Wenn man einen starken und kompetenten Nonprofit-Sektor anstrebt (und fordern hier in Deutschland nicht alle eine Weiterentwicklung der Zivilgesellschaft?), dann muss die Allgemeinheit in die Kompetenzen von Nonprofits investieren. In meinem letzten Blogbeitrag habe ich berichtet, wie in Großbritannien das Knowhow von Nonprofits mit Hilfe öffentlicher Gelder weiterentwickelt wird. Und wie in den USA gemeinnützige Organisationen staatliche Unterstützung für den Ausbau der eigenen Kompetenzen einfordern, weil ein schlechter Nonprofit-Sektor niemandem dient, – schon gar nicht dem Staat und dessen Legitimation.
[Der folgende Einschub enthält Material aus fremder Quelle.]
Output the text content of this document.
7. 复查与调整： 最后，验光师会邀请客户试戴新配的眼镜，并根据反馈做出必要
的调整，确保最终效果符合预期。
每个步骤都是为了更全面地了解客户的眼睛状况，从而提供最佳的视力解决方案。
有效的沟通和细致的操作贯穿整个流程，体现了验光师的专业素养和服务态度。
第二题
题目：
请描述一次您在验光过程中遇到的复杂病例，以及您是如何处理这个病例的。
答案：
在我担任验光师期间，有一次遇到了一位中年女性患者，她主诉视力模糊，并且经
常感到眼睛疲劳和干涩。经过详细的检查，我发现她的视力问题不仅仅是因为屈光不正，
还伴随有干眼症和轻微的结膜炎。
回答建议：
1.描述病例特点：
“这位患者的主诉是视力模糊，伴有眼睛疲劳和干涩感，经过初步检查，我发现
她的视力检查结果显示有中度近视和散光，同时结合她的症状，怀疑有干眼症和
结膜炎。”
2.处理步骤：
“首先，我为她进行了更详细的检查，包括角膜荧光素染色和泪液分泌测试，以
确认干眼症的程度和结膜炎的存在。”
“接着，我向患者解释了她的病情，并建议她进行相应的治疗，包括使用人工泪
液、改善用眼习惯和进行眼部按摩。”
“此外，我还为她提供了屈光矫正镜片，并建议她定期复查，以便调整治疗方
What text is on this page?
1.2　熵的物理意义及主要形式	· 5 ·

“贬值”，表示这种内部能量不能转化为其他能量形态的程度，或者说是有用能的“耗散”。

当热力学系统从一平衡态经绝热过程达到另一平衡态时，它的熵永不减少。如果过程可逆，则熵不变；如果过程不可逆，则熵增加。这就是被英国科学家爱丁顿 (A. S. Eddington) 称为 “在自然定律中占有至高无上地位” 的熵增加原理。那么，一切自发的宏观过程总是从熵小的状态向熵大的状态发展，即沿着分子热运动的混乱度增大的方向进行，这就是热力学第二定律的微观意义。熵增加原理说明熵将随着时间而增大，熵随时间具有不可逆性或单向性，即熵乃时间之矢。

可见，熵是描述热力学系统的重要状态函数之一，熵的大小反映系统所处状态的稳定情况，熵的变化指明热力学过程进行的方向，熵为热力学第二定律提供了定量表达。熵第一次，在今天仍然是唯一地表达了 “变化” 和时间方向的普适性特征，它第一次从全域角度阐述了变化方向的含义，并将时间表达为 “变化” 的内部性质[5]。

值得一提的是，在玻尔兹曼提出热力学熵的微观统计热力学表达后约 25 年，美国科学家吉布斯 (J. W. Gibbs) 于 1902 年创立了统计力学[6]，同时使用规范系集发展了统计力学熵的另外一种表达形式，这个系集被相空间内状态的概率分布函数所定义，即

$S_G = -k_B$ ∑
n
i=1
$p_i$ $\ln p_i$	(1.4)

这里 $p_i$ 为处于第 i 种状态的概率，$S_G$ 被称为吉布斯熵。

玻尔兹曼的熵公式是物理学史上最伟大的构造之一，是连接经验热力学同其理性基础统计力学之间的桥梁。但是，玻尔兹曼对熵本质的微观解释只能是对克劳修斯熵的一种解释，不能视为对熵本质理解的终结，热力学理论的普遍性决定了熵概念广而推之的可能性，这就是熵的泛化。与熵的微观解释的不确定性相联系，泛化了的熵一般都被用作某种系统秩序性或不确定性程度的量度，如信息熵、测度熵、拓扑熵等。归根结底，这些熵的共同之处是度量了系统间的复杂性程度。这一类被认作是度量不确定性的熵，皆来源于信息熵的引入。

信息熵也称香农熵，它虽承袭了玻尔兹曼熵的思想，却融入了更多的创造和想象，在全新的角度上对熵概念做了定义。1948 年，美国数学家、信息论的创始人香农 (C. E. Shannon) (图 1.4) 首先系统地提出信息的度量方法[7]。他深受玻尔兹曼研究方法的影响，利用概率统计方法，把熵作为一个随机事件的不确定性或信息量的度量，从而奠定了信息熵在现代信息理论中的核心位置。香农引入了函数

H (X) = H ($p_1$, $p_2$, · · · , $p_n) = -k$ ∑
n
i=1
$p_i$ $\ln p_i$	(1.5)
Die Videoproduktion könnten also einzelne Nonprofits im Rahmen öffentlicher (oder privat geförderter) Progarmme lernen und dieses Wissen dann als Multiplikatoren an andere gemeinnützige Organisationen weitergeben. Wie bspw. der Paritätische Wohlfahrtsverband Baden-Württemberg in der Vergangenheit als Multiplikator für das Podcasting unterwegs war, allerdings nur für die eigenen Verbandsmitglieder. Potentielle Träger eines solchen Förderprogrammes gibt es genug: die Palette reicht von den Landesmedien-
anstalten bis zu den Film- und Medienhochschulen. Aber auch die großen Stftungen sind gefragt, wenn es um die Weiterentwicklung der Kompetenzen von Nonprofits im Bereich Social Media geht.

Wenn Nonprofits hier in Deutschland in der Fläche noch so weit zurückliegen, was ihre Social Media-Kompetenzen betrifft, dann liegt dies auch daran, dass ihr politisches/administratives Netzwerk sie in dieser Sache zu wenig unterstützt. Und Nonprofits es versäumen, auf die staatlichen Akteure entsprechend Druck auszuüben und parallel sich nach zusätzlichen Unterstützern aus dem gesellschaftlichen Bereich umzusehen.

WikiWednesday Stuttgart

Zum zweiten Mal gab es einen WikiWednesday in Stuttgart mit vielen Teilnehmern, guter Atmosphäre und interessanten Kurzreferaten. Oliver Gassner hat live mitgebloggt, so dass sich jeder einen Überblick über die Beiträge verschaffen kann.

Was ich persönlich interessant fand: die Information, dass Wikis in vielen Unternehmen bottom-up eingeführt werden, sozusagen durch die Hintertür. Zuerst installiert sich jemand im IT-Bereich das eigene Wiki, dann werden Kolleg/inn/en aus anderen Abteilungen darauf aufmerksam, die auch so etwas haben wollen, so dass die Wiki-Verbreitung immer größere Kreise zieht. Am Ende kommt die Geschäftsführung nicht drum herum, das neue Tool zu legitimieren. Problem hier: am Ende hat eine Organisation unzählige unterschiedliche Wikis, was dann zu Wirtschaftlichkeits- und Effektivitätsverlusten führt. So weit sollte es nicht kommen.

Aber die bottom-up-Einführung entspricht dem Ratschlag von Heiko Wöhr, der bezüglich Wikis sinngemäß sagte: nicht darüber reden, sondern machen. Und zu Beginn das Wiki einfach als persönliches Notizbuch nutzen.

Das könnte doch auch eine gangbare Strategie für Nonprofit-Mitarbeiter sein.